These images and media, understood as ‘spectacles of terror’, not only created
a symbiotic relationship between terrorism and the media, but also enabled a rise
in Islamophobia (Kellner, 2004). This is a concept understood as the ‘unfounded
hostility towards Muslims and therefore fear or dislike of all or most Muslims’
(Runnymede Trust, 1997). It can be argued that this fear of Muslims had an
onward effect in the justification of Osama bin Laden’s death in 2011. President
Obama, played on the fear still present within America and portrayed the al Qaeda
leader as a significant threat to safety and security. While Obama declared, like
President George W. Bush, that the US ‘war [was] not against Islam’, their
targeted killing, which changed the landscape of the norm against assassination,
undeniably reinforced the notion of Islamophobia in contemporary society due to
the pivotal instrumentalisation by the President (Obama, 2011).

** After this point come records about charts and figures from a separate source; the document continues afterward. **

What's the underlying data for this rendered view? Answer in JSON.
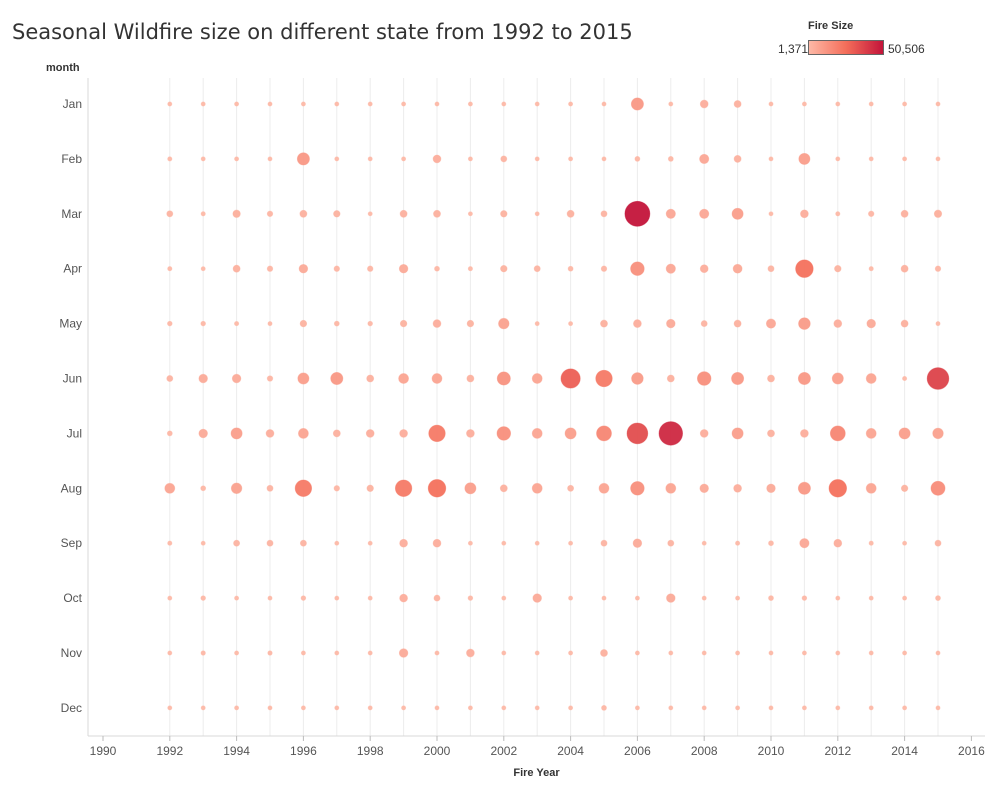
{
  "chart_data": {
    "type": "scatter",
    "title": "Seasonal Wildfire size on different state from 1992 to 2015",
    "xlabel": "Fire Year",
    "ylabel": "month",
    "legend": {
      "title": "Fire Size",
      "min_label": "1,371",
      "max_label": "50,506",
      "min": 1371,
      "max": 50506,
      "placement": "top-right"
    },
    "xlim": [
      1989.6,
      2017
    ],
    "x_ticks": [
      1990,
      1992,
      1994,
      1996,
      1998,
      2000,
      2002,
      2004,
      2006,
      2008,
      2010,
      2012,
      2014,
      2016
    ],
    "years": [
      1992,
      1993,
      1994,
      1995,
      1996,
      1997,
      1998,
      1999,
      2000,
      2001,
      2002,
      2003,
      2004,
      2005,
      2006,
      2007,
      2008,
      2009,
      2010,
      2011,
      2012,
      2013,
      2014,
      2015
    ],
    "months": [
      "Jan",
      "Feb",
      "Mar",
      "Apr",
      "May",
      "Jun",
      "Jul",
      "Aug",
      "Sep",
      "Oct",
      "Nov",
      "Dec"
    ],
    "grid": "vertical",
    "series": [
      {
        "month": "Jan",
        "values": [
          1400,
          1400,
          1400,
          1400,
          1400,
          1400,
          1400,
          1400,
          1400,
          1400,
          1400,
          1400,
          1400,
          1400,
          12000,
          1400,
          5000,
          4000,
          1400,
          1400,
          1400,
          1400,
          1400,
          1400
        ]
      },
      {
        "month": "Feb",
        "values": [
          1500,
          1400,
          1400,
          1400,
          12000,
          1400,
          1400,
          1400,
          5000,
          1400,
          3000,
          1400,
          1400,
          1400,
          2000,
          2000,
          7000,
          4000,
          1400,
          10000,
          1400,
          1400,
          1400,
          1400
        ]
      },
      {
        "month": "Mar",
        "values": [
          3000,
          1500,
          4500,
          2500,
          4000,
          3500,
          1400,
          4000,
          4000,
          1400,
          3500,
          1400,
          4000,
          3000,
          50506,
          7000,
          7000,
          10000,
          1400,
          5000,
          1500,
          2500,
          4000,
          4500
        ]
      },
      {
        "month": "Apr",
        "values": [
          1500,
          1400,
          4000,
          2500,
          6000,
          2500,
          2500,
          6000,
          2000,
          1500,
          3500,
          3000,
          2000,
          2500,
          15000,
          7000,
          5000,
          6500,
          3000,
          25000,
          3500,
          1500,
          4000,
          2500
        ]
      },
      {
        "month": "May",
        "values": [
          1800,
          1800,
          1500,
          1400,
          3500,
          2000,
          1800,
          3500,
          5000,
          3500,
          9000,
          1400,
          1400,
          4000,
          5000,
          6000,
          3000,
          4000,
          7000,
          11000,
          5000,
          6000,
          4000,
          1400
        ]
      },
      {
        "month": "Jun",
        "values": [
          3000,
          6000,
          6000,
          2500,
          10000,
          12000,
          4000,
          8000,
          8000,
          4000,
          14000,
          8000,
          30000,
          22000,
          11000,
          4000,
          15000,
          12000,
          4000,
          12000,
          10000,
          8000,
          1500,
          38000
        ]
      },
      {
        "month": "Jul",
        "values": [
          2000,
          6000,
          10000,
          5000,
          8000,
          4000,
          5000,
          5000,
          22000,
          5000,
          15000,
          8000,
          10000,
          18000,
          35000,
          45000,
          5000,
          10000,
          4000,
          5000,
          18000,
          8000,
          10000,
          9000
        ]
      },
      {
        "month": "Aug",
        "values": [
          8000,
          2000,
          9000,
          3000,
          22000,
          2500,
          3500,
          22000,
          25000,
          10000,
          4000,
          8000,
          3000,
          8000,
          15000,
          8000,
          6000,
          5000,
          6000,
          12000,
          25000,
          8000,
          3500,
          16000
        ]
      },
      {
        "month": "Sep",
        "values": [
          1500,
          1400,
          3000,
          3000,
          3000,
          1400,
          1400,
          5000,
          5000,
          1400,
          1400,
          1400,
          1400,
          3000,
          6000,
          3000,
          1400,
          1500,
          2000,
          7000,
          5000,
          1500,
          1400,
          3000
        ]
      },
      {
        "month": "Oct",
        "values": [
          1400,
          1800,
          1400,
          1400,
          1800,
          1400,
          1400,
          5000,
          3000,
          1800,
          1400,
          6000,
          1400,
          1400,
          1400,
          6000,
          1400,
          1400,
          2000,
          1800,
          1400,
          1400,
          1400,
          2000
        ]
      },
      {
        "month": "Nov",
        "values": [
          1400,
          1600,
          1400,
          1600,
          1400,
          1400,
          1400,
          6000,
          1500,
          5000,
          1400,
          1400,
          1400,
          4000,
          1400,
          1400,
          1400,
          1400,
          1400,
          1400,
          1400,
          1400,
          1400,
          1400
        ]
      },
      {
        "month": "Dec",
        "values": [
          1400,
          1400,
          1400,
          1400,
          1400,
          1400,
          1400,
          1400,
          1400,
          1400,
          1400,
          1400,
          1400,
          2000,
          1400,
          1400,
          1400,
          1400,
          1400,
          1400,
          1400,
          1400,
          1400,
          1400
        ]
      }
    ],
    "colors": {
      "low": "#fdb8a6",
      "mid": "#f46e5a",
      "high": "#c3143a",
      "grid": "#ececec"
    }
  }
}
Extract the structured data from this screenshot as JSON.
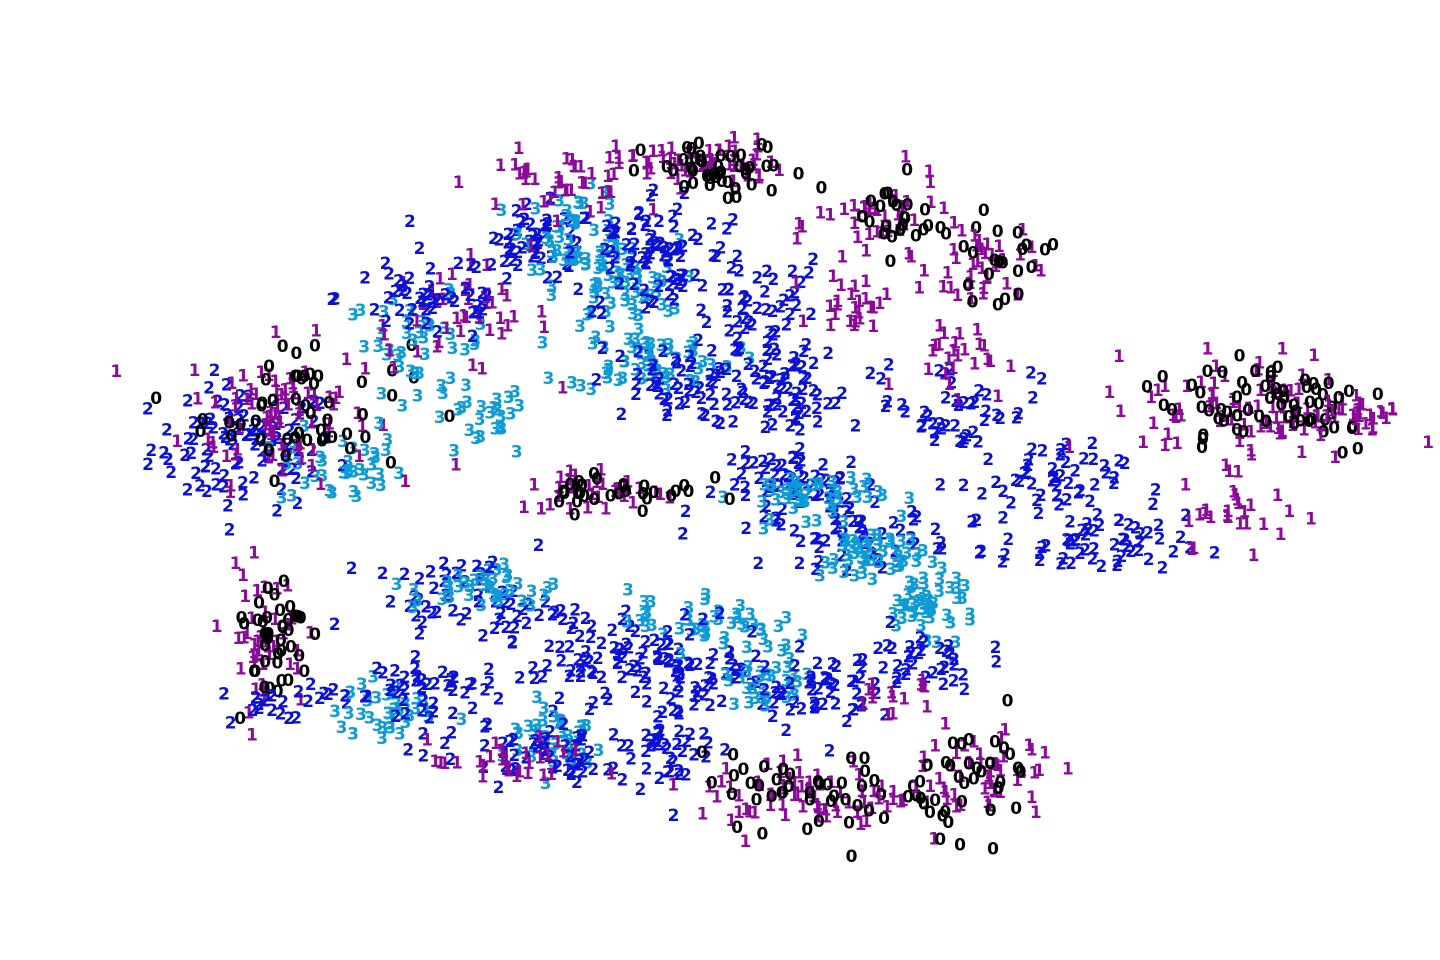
{
  "chart_data": {
    "type": "scatter",
    "title": "",
    "xlabel": "",
    "ylabel": "",
    "axes_visible": false,
    "grid": false,
    "legend": "none",
    "marker_style": "text labels showing each point's class",
    "classes": [
      "0",
      "1",
      "2",
      "3"
    ],
    "colors": {
      "0": "#000000",
      "1": "#8b0a9a",
      "2": "#0a10d6",
      "3": "#0d9bd6"
    },
    "xlim": [
      -10,
      10
    ],
    "ylim": [
      -8,
      8
    ],
    "clusters": [
      {
        "label": "2",
        "cx": -6.9,
        "cy": 0.7,
        "sx": 0.9,
        "sy": 0.8,
        "n": 95
      },
      {
        "label": "3",
        "cx": -5.5,
        "cy": 0.3,
        "sx": 0.6,
        "sy": 0.5,
        "n": 35
      },
      {
        "label": "1",
        "cx": -6.4,
        "cy": 1.4,
        "sx": 0.9,
        "sy": 0.9,
        "n": 80
      },
      {
        "label": "0",
        "cx": -6.0,
        "cy": 1.5,
        "sx": 1.0,
        "sy": 0.9,
        "n": 50
      },
      {
        "label": "3",
        "cx": -4.4,
        "cy": 2.7,
        "sx": 0.7,
        "sy": 0.6,
        "n": 40
      },
      {
        "label": "1",
        "cx": -3.8,
        "cy": 3.2,
        "sx": 0.9,
        "sy": 0.7,
        "n": 45
      },
      {
        "label": "2",
        "cx": -4.2,
        "cy": 3.6,
        "sx": 0.9,
        "sy": 0.6,
        "n": 45
      },
      {
        "label": "3",
        "cx": -3.5,
        "cy": 1.2,
        "sx": 0.5,
        "sy": 0.5,
        "n": 25
      },
      {
        "label": "2",
        "cx": -2.6,
        "cy": 4.6,
        "sx": 0.6,
        "sy": 0.5,
        "n": 50
      },
      {
        "label": "3",
        "cx": -2.1,
        "cy": 4.9,
        "sx": 0.5,
        "sy": 0.5,
        "n": 40
      },
      {
        "label": "1",
        "cx": -2.4,
        "cy": 5.8,
        "sx": 0.8,
        "sy": 0.4,
        "n": 40
      },
      {
        "label": "3",
        "cx": -1.5,
        "cy": 3.8,
        "sx": 0.6,
        "sy": 0.6,
        "n": 60
      },
      {
        "label": "2",
        "cx": -0.9,
        "cy": 4.4,
        "sx": 0.9,
        "sy": 0.9,
        "n": 90
      },
      {
        "label": "3",
        "cx": -1.0,
        "cy": 2.4,
        "sx": 0.8,
        "sy": 0.4,
        "n": 55
      },
      {
        "label": "2",
        "cx": -0.7,
        "cy": 1.9,
        "sx": 0.8,
        "sy": 0.5,
        "n": 55
      },
      {
        "label": "1",
        "cx": -0.3,
        "cy": 6.2,
        "sx": 0.8,
        "sy": 0.3,
        "n": 60
      },
      {
        "label": "0",
        "cx": 0.1,
        "cy": 6.0,
        "sx": 0.8,
        "sy": 0.4,
        "n": 45
      },
      {
        "label": "2",
        "cx": 0.6,
        "cy": 3.1,
        "sx": 0.6,
        "sy": 0.8,
        "n": 60
      },
      {
        "label": "2",
        "cx": 1.0,
        "cy": 1.6,
        "sx": 0.6,
        "sy": 0.6,
        "n": 50
      },
      {
        "label": "2",
        "cx": 1.2,
        "cy": 0.0,
        "sx": 0.8,
        "sy": 0.4,
        "n": 55
      },
      {
        "label": "2",
        "cx": 2.0,
        "cy": -1.0,
        "sx": 0.9,
        "sy": 0.4,
        "n": 55
      },
      {
        "label": "3",
        "cx": 1.3,
        "cy": -0.2,
        "sx": 0.7,
        "sy": 0.3,
        "n": 45
      },
      {
        "label": "3",
        "cx": 2.2,
        "cy": -1.4,
        "sx": 0.5,
        "sy": 0.4,
        "n": 50
      },
      {
        "label": "3",
        "cx": 3.0,
        "cy": -2.3,
        "sx": 0.5,
        "sy": 0.4,
        "n": 45
      },
      {
        "label": "1",
        "cx": 2.3,
        "cy": 5.0,
        "sx": 0.6,
        "sy": 0.6,
        "n": 40
      },
      {
        "label": "0",
        "cx": 2.6,
        "cy": 5.1,
        "sx": 0.5,
        "sy": 0.5,
        "n": 25
      },
      {
        "label": "1",
        "cx": 3.8,
        "cy": 4.2,
        "sx": 0.5,
        "sy": 0.6,
        "n": 40
      },
      {
        "label": "0",
        "cx": 4.0,
        "cy": 4.3,
        "sx": 0.5,
        "sy": 0.5,
        "n": 20
      },
      {
        "label": "1",
        "cx": 2.0,
        "cy": 3.5,
        "sx": 0.4,
        "sy": 0.4,
        "n": 25
      },
      {
        "label": "2",
        "cx": 3.4,
        "cy": 1.5,
        "sx": 0.8,
        "sy": 0.6,
        "n": 45
      },
      {
        "label": "1",
        "cx": 3.4,
        "cy": 2.5,
        "sx": 0.5,
        "sy": 0.5,
        "n": 25
      },
      {
        "label": "2",
        "cx": 4.6,
        "cy": 0.0,
        "sx": 0.8,
        "sy": 0.5,
        "n": 50
      },
      {
        "label": "2",
        "cx": 5.4,
        "cy": -1.2,
        "sx": 0.9,
        "sy": 0.4,
        "n": 55
      },
      {
        "label": "1",
        "cx": 7.8,
        "cy": 1.5,
        "sx": 1.1,
        "sy": 0.7,
        "n": 95
      },
      {
        "label": "0",
        "cx": 8.0,
        "cy": 1.6,
        "sx": 1.2,
        "sy": 0.7,
        "n": 65
      },
      {
        "label": "1",
        "cx": 7.6,
        "cy": -0.6,
        "sx": 0.6,
        "sy": 0.4,
        "n": 25
      },
      {
        "label": "1",
        "cx": 9.4,
        "cy": 1.3,
        "sx": 0.5,
        "sy": 0.3,
        "n": 20
      },
      {
        "label": "1",
        "cx": -1.8,
        "cy": -0.1,
        "sx": 0.8,
        "sy": 0.3,
        "n": 35
      },
      {
        "label": "0",
        "cx": -1.5,
        "cy": -0.1,
        "sx": 0.8,
        "sy": 0.3,
        "n": 30
      },
      {
        "label": "1",
        "cx": -6.6,
        "cy": -3.0,
        "sx": 0.4,
        "sy": 0.9,
        "n": 45
      },
      {
        "label": "0",
        "cx": -6.5,
        "cy": -2.9,
        "sx": 0.4,
        "sy": 0.9,
        "n": 40
      },
      {
        "label": "2",
        "cx": -6.4,
        "cy": -4.2,
        "sx": 0.5,
        "sy": 0.3,
        "n": 20
      },
      {
        "label": "2",
        "cx": -3.7,
        "cy": -2.2,
        "sx": 0.9,
        "sy": 0.5,
        "n": 50
      },
      {
        "label": "3",
        "cx": -3.4,
        "cy": -2.0,
        "sx": 0.7,
        "sy": 0.3,
        "n": 40
      },
      {
        "label": "2",
        "cx": -2.0,
        "cy": -3.2,
        "sx": 0.9,
        "sy": 0.6,
        "n": 65
      },
      {
        "label": "3",
        "cx": -4.8,
        "cy": -4.4,
        "sx": 0.5,
        "sy": 0.4,
        "n": 35
      },
      {
        "label": "2",
        "cx": -4.4,
        "cy": -4.0,
        "sx": 0.8,
        "sy": 0.5,
        "n": 50
      },
      {
        "label": "3",
        "cx": -2.4,
        "cy": -4.9,
        "sx": 0.5,
        "sy": 0.5,
        "n": 40
      },
      {
        "label": "2",
        "cx": -2.6,
        "cy": -5.2,
        "sx": 1.0,
        "sy": 0.4,
        "n": 55
      },
      {
        "label": "1",
        "cx": -3.0,
        "cy": -5.4,
        "sx": 0.8,
        "sy": 0.3,
        "n": 30
      },
      {
        "label": "3",
        "cx": -0.3,
        "cy": -2.6,
        "sx": 0.7,
        "sy": 0.4,
        "n": 40
      },
      {
        "label": "2",
        "cx": -0.4,
        "cy": -3.5,
        "sx": 0.8,
        "sy": 0.6,
        "n": 60
      },
      {
        "label": "2",
        "cx": -0.7,
        "cy": -5.0,
        "sx": 0.4,
        "sy": 0.6,
        "n": 40
      },
      {
        "label": "3",
        "cx": 0.8,
        "cy": -3.6,
        "sx": 0.5,
        "sy": 0.5,
        "n": 35
      },
      {
        "label": "2",
        "cx": 1.3,
        "cy": -4.0,
        "sx": 0.6,
        "sy": 0.5,
        "n": 45
      },
      {
        "label": "2",
        "cx": 2.7,
        "cy": -3.4,
        "sx": 0.7,
        "sy": 0.4,
        "n": 40
      },
      {
        "label": "1",
        "cx": 2.5,
        "cy": -4.0,
        "sx": 0.4,
        "sy": 0.3,
        "n": 15
      },
      {
        "label": "1",
        "cx": 1.3,
        "cy": -6.0,
        "sx": 1.1,
        "sy": 0.5,
        "n": 70
      },
      {
        "label": "0",
        "cx": 1.4,
        "cy": -6.0,
        "sx": 1.1,
        "sy": 0.5,
        "n": 45
      },
      {
        "label": "1",
        "cx": 3.8,
        "cy": -5.6,
        "sx": 0.7,
        "sy": 0.7,
        "n": 50
      },
      {
        "label": "0",
        "cx": 3.8,
        "cy": -5.6,
        "sx": 0.6,
        "sy": 0.7,
        "n": 35
      }
    ]
  }
}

From this, one can therefore argue that race plays a considerable role in
contemporary global conflicts as an ‘us’ versus ‘them’ dichotomy has been
created, not only in America, but also in other Western states whereby the Muslim
community are often portrayed as a monolithic group whose culture is
incompatible with human rights and democracy (D. Bolger, personal
communication, March 28, 2023). This portrayal of Muslims in Western media
as the exotic and threatening other , can therefore be considered a product of
Islamism or new Orientalism, a contemporary progression from scholar Edward
Said’s seminal research area (El-Aswad, 2013, p.40). It has been argued that the
Orient has become a mirror image of what is the inferior and alien other to the
West and over more recent years, the Orient has become the ‘Islamic Orient’ or
even ‘Muslim East’ (El-Aswad, 2013, p.40). It can therefore be said that the
depiction of the Muslim community has manipulated public opinion and acted as
a justification for violence and conflict.